A kingdom in N Sumatra is recorded by the 6th-cent. A.D. Chinese. By the 8th cent. Islam had arrived, and a number of Muslim kingdoms and sultanates were subsequently established in the region. Aceh (Achin) reached the height of its power in the early 17th cent. The Dutch gained control of the coast in 1873 and engaged in a partly successful effort to subdue the interior until c.1910.
Aceh also resisted Indonesian control and in 1959 was designated a special region with autonomy in religion, culture, and education. Late in 1976 the Movement for a Free Aceh (GAM) declared the province independent but was suppressed; guerrilla warfare resumed in the late 1980s and continued through the rest of the century. A peace agreement providing for greater Acehnese autonomy was signed in 2002, but with neither side willing to compromise, Indonesia ended the subsequent talks in 2003, imposed martial law (reduced to a state of emergency in 2004 and ended in 2005), and launched new attacks against the rebels.

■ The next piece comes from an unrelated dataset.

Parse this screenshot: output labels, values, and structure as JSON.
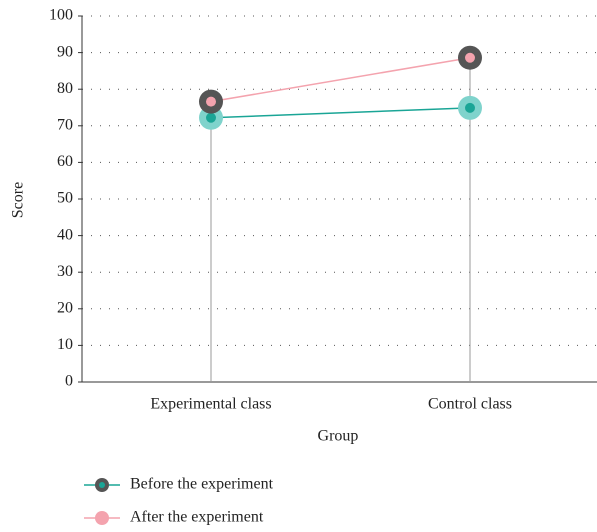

Many coastal areas in Aceh were devastated by an intense offshore earthquake and resulting tsunami in Dec., 2004; some 166,000 died in the province. In the aftermath, the rebels and government held a series of talks aimed at ending the fighting. A new peace accord, calling for the rebels to disarm, government forces to be reduced, and for local self-government to be established in Aceh, was signed in Aug., 2005. Some 15,000 people are believed to died as a result of the conflict. An autonomy law for Aceh was passed by the Indonesian parliament in 2006, but some Acehnese criticized it for provisions that left the central government with more powers in Aceh than had been envisioned by the peace agreement. In Dec., 2006, Irawandi Yusuf, a former GAM rebel, was elected governor.